A: While no single symptom or sign definitively diagnoses acute pulmonary embolism (APE) in a hemodynamically stable patient, some are highly suggestive and warrant further investigation. Dyspnea (especially sudden onset) and pleuritic chest pain are the most common presenting complaints. Tachypnea, tachycardia, and low-grade fever may also be present. Signs of deep vein thrombosis (DVT), such as leg swelling, pain, or tenderness, can be a valuable clue, as APE often arises from DVT. However, many patients present with nonspecific symptoms or even remain asymptomatic. Therefore, clinical suspicion based on risk factors (recent surgery, immobilization, active malignancy, etc.) coupled with suggestive symptoms and signs should prompt further diagnostic testing, such as a D-dimer assay and CT pulmonary angiography (CTPA). Explore how implementing a standardized risk assessment and diagnostic algorithm can improve early detection and management of acute PE.
Q: How do I differentiate acute pulmonary embolism from other causes of chest pain and shortness of breath in the emergency department?
A: Differentiating acute pulmonary embolism (APE) from other causes of chest pain and shortness of breath in the emergency department requires a systematic approach. The differential diagnosis includes myocardial infarction, pneumonia, pneumothorax, pericarditis, and aortic dissection, among others. Begin with a thorough history and physical exam, focusing on risk factors for APE (e.g., recent surgery, long-haul flight, personal or family history of venous thromboembolism) and characteristic symptoms like pleuritic chest pain and sudden onset dyspnea. Electrocardiogram (ECG) findings can help differentiate APE from myocardial infarction, while chest X-ray can identify pneumonia, pneumothorax, or other pulmonary pathology. D-dimer testing can be helpful in ruling out APE in low-risk patients. However, CTPA remains the gold standard for diagnosing APE and can often distinguish it from other conditions. Consider implementing the PERC rule (Pulmonary Embolism Rule-out Criteria) for patients at low risk to reduce unnecessary CTPA scans. Learn more about the latest guidelines for risk stratification and diagnosis of APE.

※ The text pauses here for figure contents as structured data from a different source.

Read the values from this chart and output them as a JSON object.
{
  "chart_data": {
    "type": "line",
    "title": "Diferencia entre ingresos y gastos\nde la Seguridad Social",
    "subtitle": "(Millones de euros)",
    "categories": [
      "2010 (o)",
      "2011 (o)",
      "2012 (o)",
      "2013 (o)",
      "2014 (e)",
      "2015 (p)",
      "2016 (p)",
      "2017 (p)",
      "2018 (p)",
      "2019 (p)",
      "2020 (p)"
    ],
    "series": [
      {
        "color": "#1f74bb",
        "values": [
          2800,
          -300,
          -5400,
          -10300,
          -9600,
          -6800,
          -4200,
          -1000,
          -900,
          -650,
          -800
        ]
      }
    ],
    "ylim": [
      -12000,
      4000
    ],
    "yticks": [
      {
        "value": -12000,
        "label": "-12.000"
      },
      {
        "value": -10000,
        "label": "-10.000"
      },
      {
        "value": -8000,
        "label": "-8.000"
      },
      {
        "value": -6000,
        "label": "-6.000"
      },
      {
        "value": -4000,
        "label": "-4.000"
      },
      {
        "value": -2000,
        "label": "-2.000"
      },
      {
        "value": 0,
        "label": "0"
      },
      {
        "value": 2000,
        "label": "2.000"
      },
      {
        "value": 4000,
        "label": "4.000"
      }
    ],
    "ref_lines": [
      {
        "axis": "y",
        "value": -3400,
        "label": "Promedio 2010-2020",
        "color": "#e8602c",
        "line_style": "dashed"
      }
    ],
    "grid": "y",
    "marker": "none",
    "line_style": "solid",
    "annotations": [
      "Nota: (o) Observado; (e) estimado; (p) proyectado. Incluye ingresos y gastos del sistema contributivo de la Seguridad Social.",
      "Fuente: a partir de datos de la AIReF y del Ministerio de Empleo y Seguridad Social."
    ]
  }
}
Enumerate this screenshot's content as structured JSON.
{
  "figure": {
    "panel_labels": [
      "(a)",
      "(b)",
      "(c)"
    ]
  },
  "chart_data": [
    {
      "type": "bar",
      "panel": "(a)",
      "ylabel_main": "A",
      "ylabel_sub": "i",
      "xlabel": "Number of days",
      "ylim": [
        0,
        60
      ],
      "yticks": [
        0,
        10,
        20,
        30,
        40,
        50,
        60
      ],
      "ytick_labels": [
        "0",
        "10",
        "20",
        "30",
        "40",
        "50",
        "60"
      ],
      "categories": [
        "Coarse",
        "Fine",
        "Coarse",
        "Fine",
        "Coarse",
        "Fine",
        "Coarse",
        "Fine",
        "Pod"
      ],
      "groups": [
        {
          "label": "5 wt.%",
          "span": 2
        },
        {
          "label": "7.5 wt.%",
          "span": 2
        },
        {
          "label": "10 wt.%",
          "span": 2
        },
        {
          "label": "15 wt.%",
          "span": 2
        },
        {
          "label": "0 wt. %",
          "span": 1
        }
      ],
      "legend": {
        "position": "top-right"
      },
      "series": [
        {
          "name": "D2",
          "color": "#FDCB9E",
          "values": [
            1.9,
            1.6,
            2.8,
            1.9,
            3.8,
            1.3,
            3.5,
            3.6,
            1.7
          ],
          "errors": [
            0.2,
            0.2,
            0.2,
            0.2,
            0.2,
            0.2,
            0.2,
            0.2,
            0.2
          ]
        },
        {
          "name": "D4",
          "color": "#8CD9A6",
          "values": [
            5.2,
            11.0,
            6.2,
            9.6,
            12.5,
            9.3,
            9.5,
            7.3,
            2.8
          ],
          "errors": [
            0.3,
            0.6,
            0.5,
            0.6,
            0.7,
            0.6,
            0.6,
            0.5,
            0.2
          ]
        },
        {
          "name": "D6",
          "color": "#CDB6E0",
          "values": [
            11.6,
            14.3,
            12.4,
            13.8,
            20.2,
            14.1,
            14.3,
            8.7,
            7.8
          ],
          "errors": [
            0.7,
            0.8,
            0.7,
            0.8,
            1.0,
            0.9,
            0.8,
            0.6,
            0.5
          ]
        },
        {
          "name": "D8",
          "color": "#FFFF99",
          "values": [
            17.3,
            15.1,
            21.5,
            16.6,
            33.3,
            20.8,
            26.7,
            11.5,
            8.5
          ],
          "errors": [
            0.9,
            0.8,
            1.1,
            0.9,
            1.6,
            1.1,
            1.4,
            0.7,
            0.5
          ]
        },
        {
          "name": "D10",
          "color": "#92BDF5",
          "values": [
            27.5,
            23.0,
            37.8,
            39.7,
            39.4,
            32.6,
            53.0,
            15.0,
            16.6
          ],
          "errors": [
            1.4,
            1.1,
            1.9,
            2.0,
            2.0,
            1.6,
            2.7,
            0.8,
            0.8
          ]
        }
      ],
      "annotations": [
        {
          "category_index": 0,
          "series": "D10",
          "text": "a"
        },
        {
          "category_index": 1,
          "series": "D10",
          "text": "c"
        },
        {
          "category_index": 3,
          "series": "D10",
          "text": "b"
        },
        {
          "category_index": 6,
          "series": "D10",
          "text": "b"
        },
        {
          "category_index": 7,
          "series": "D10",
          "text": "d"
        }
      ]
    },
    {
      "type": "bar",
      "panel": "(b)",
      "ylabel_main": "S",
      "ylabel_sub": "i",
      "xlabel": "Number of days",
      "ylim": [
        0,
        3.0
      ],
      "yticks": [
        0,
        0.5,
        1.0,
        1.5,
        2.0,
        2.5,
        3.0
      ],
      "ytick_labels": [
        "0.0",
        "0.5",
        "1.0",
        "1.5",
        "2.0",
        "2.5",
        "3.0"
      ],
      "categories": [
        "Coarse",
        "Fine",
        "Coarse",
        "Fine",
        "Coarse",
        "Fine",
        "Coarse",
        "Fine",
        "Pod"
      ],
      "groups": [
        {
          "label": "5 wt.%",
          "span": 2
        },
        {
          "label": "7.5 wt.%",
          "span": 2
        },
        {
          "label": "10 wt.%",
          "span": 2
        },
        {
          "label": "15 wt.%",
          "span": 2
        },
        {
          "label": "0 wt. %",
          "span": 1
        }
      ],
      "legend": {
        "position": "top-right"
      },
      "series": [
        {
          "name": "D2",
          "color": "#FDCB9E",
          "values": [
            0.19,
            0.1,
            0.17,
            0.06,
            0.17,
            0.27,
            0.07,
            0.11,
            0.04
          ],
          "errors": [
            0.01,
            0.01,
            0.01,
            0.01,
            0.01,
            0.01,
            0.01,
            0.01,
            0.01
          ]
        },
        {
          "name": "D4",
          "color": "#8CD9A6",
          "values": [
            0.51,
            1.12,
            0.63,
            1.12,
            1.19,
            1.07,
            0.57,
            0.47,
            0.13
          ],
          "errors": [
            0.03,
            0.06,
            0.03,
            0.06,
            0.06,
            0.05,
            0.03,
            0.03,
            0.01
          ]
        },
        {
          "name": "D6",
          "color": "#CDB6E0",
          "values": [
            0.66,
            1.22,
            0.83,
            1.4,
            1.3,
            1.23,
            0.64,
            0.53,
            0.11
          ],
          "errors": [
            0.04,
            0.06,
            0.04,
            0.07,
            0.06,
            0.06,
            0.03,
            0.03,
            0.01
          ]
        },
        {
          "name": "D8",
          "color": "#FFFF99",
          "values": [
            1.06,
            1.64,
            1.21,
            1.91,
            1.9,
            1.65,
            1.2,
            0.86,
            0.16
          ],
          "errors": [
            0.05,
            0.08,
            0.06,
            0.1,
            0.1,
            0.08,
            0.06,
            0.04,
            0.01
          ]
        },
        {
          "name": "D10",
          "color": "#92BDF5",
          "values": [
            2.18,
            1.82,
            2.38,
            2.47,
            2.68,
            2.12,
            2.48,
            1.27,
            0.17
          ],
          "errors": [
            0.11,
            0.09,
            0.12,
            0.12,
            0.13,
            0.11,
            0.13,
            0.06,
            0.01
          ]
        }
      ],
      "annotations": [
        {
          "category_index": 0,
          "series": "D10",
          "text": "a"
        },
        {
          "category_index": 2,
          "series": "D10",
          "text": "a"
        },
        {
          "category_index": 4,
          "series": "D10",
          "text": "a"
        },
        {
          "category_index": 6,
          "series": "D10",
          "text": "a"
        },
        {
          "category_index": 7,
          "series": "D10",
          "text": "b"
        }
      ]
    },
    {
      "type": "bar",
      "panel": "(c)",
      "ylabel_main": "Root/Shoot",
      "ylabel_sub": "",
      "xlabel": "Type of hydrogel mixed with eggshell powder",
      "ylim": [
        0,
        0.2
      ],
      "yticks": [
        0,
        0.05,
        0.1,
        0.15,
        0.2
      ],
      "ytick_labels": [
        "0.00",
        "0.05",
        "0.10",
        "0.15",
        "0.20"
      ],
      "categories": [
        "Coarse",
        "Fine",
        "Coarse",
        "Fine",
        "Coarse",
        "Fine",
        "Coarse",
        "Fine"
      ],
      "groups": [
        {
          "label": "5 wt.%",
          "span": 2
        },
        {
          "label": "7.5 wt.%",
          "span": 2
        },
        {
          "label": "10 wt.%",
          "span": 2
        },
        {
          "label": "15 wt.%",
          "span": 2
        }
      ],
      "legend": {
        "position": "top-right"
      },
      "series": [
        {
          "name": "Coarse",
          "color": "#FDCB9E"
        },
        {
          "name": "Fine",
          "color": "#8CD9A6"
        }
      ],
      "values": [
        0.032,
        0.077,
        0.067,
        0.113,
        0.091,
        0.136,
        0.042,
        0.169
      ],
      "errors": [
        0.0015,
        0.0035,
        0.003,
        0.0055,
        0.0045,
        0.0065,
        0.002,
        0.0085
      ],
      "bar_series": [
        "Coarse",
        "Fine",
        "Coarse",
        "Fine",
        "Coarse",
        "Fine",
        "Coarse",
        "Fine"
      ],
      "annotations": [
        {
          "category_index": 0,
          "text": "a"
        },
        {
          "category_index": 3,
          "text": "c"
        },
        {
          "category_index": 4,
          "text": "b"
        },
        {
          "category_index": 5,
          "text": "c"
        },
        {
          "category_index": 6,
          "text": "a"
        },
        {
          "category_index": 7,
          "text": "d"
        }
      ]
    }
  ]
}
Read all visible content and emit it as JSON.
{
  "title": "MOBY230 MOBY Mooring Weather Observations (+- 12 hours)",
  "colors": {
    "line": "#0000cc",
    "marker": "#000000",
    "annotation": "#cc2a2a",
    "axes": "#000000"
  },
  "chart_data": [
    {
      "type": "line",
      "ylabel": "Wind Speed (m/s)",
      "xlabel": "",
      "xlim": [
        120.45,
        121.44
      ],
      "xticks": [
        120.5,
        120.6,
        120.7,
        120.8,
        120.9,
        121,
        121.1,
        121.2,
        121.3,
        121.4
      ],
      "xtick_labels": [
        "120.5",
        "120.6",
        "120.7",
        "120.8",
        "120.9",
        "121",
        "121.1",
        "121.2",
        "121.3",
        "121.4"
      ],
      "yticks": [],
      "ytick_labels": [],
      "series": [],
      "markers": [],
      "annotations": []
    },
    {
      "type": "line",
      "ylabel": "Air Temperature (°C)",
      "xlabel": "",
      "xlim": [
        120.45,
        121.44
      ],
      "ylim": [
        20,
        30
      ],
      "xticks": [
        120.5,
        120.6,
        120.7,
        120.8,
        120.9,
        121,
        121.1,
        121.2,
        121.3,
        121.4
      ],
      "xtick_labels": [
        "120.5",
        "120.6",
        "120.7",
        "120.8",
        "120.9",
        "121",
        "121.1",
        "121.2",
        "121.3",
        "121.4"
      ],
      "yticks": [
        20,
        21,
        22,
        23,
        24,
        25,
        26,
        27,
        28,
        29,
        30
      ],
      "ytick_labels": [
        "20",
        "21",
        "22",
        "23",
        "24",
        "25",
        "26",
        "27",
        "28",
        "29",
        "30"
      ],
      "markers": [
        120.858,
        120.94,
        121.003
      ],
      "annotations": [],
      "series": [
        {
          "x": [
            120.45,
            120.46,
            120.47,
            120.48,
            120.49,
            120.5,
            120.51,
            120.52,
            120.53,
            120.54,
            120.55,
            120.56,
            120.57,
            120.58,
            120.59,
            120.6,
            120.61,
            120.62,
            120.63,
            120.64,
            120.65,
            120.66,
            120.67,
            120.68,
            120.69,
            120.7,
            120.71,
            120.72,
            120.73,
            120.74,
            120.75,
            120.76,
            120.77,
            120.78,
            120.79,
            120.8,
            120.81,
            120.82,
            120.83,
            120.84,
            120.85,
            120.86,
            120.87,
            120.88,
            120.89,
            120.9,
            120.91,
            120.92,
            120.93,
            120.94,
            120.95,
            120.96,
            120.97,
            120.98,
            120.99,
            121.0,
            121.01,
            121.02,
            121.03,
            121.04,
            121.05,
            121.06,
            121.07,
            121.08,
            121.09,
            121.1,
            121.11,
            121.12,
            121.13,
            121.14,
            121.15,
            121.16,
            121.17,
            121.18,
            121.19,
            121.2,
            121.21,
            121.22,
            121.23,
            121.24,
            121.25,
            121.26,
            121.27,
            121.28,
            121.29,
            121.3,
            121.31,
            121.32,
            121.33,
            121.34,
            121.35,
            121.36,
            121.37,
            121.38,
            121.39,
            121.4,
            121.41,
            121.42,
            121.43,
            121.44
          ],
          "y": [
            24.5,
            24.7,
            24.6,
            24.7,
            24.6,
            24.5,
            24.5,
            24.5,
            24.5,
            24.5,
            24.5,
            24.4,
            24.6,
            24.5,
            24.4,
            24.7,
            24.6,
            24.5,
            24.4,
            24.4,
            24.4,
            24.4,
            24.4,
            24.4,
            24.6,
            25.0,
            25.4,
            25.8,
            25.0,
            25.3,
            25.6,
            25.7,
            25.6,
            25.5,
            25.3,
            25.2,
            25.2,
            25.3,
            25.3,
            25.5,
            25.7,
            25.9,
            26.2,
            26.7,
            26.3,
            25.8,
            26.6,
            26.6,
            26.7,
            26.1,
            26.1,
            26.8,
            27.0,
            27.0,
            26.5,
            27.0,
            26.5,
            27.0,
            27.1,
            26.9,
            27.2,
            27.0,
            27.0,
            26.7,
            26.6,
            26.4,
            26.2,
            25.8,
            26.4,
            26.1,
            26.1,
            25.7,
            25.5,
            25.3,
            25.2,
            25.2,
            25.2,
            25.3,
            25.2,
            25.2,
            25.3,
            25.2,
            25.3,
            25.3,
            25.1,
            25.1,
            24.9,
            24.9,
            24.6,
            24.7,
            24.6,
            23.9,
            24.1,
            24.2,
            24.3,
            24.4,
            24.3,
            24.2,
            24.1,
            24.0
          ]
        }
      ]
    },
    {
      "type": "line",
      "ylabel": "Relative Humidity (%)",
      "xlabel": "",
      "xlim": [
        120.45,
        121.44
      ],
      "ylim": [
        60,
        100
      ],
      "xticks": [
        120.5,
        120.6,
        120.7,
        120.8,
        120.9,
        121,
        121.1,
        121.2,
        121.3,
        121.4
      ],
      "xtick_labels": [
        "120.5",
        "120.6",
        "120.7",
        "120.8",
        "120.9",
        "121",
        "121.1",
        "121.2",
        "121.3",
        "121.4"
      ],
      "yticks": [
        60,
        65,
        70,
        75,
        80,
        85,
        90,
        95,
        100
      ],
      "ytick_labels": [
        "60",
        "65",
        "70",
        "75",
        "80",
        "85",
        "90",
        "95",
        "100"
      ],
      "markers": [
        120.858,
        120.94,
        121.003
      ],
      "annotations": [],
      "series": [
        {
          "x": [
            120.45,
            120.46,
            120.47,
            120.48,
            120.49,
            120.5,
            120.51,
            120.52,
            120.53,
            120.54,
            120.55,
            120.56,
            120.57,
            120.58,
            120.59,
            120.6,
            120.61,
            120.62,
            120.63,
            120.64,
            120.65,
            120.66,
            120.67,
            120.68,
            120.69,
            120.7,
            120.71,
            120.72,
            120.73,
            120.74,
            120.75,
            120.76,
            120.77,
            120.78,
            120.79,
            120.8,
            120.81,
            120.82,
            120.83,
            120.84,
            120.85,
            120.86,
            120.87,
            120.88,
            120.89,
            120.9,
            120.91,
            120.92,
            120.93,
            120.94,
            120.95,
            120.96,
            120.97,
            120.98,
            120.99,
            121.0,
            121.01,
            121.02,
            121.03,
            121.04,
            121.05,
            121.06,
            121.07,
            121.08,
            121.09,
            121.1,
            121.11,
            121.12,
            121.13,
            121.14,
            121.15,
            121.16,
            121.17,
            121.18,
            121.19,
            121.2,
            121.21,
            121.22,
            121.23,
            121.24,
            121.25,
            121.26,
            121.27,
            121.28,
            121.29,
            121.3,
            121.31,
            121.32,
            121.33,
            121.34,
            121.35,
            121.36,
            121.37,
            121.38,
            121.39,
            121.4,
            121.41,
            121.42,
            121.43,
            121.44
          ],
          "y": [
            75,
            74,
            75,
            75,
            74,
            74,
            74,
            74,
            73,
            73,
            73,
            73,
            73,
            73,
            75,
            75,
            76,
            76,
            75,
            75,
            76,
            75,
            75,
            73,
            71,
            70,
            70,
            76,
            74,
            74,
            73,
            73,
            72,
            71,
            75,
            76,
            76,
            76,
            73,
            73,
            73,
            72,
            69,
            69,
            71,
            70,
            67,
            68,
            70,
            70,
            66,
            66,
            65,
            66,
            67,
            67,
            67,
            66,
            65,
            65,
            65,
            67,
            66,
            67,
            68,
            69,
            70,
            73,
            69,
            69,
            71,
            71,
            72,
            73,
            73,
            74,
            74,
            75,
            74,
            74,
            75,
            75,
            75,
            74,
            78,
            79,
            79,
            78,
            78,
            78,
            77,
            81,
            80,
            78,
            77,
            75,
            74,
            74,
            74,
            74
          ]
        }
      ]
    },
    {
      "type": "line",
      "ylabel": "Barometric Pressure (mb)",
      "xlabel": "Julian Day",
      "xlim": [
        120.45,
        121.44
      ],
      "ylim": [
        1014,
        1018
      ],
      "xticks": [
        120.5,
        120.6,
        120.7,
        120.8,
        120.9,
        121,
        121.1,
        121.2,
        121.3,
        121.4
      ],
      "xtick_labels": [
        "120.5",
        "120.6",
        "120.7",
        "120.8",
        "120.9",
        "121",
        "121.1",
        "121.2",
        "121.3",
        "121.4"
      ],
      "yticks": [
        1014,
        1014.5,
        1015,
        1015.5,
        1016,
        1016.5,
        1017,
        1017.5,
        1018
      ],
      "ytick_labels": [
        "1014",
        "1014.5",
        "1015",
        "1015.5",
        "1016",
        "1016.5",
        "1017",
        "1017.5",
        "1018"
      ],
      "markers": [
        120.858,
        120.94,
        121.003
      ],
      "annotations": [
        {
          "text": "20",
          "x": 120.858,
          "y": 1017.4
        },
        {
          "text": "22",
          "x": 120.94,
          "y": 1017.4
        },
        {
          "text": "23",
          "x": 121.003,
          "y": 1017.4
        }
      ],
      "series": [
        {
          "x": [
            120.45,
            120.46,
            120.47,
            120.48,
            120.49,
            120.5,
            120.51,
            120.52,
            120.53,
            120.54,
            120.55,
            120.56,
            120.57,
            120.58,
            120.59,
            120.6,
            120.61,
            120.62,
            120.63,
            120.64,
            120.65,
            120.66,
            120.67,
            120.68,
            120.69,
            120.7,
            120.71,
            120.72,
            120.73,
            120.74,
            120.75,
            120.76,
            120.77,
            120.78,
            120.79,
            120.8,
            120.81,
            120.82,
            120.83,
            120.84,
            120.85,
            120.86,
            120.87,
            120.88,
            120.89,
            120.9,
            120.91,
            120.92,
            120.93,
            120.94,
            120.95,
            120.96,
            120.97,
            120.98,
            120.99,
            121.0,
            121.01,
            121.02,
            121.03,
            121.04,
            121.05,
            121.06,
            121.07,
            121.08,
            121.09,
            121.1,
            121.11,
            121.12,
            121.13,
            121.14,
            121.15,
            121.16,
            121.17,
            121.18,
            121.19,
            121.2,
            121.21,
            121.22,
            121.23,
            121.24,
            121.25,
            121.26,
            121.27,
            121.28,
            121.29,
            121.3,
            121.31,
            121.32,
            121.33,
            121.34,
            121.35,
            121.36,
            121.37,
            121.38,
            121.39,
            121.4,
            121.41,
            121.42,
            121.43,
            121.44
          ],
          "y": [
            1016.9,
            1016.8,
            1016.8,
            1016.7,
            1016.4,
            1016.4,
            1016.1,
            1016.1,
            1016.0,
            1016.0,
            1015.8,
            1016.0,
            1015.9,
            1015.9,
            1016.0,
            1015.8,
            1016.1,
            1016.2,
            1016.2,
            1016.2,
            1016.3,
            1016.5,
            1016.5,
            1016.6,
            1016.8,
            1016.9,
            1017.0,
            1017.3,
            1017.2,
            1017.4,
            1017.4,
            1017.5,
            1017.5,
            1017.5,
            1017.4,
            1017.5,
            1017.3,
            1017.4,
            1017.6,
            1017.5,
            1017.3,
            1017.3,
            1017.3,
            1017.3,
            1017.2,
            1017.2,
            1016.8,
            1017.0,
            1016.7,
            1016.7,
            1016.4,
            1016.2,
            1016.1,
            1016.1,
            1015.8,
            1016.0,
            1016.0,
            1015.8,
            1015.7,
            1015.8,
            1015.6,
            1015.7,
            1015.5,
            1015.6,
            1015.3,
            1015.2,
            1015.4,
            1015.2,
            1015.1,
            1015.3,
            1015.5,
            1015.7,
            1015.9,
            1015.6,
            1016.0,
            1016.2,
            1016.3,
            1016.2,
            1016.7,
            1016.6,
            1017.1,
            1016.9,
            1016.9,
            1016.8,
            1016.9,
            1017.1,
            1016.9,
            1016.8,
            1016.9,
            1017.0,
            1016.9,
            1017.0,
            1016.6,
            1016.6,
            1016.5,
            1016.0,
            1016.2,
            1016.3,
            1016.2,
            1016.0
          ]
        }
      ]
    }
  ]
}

Patient presents with sudden onset of shortness of breath (dyspnea), pleuritic chest pain, and tachycardia. Symptoms began acutely approximately two hours prior to presentation. Risk factors for pulmonary embolism (PE) include recent prolonged immobility due to a long car trip, as reported by the patient. Differential diagnosis includes acute coronary syndrome, pneumonia, pneumothorax, and pleurisy. Physical examination reveals tachypnea, oxygen saturation of 92% on room air, and a normal cardiac exam with no murmurs, rubs, or gallops. Electrocardiogram (ECG) shows sinus tachycardia with nonspecific T-wave changes. D-dimer level is elevated. Computed tomography pulmonary angiography (CTPA) was performed and confirms the diagnosis of acute pulmonary embolism, demonstrating a filling defect in the right lower lobe pulmonary artery. The patient is hemodynamically stable. Treatment plan includes initiation of anticoagulation therapy with intravenous heparin, followed by transition to oral anticoagulants such as apixaban, rivaroxaban, or warfarin. Patient education provided regarding the risks and benefits of anticoagulation, including bleeding precautions. Follow-up appointment scheduled for monitoring of INR levels and assessment of treatment response. Prognosis for complete resolution with appropriate anticoagulation is good. ICD-10 code I26.9 for pulmonary embolism without acute cor pulmonale is documented. Medical necessity for CTPA justified by high clinical suspicion based on patient presentation and risk factors.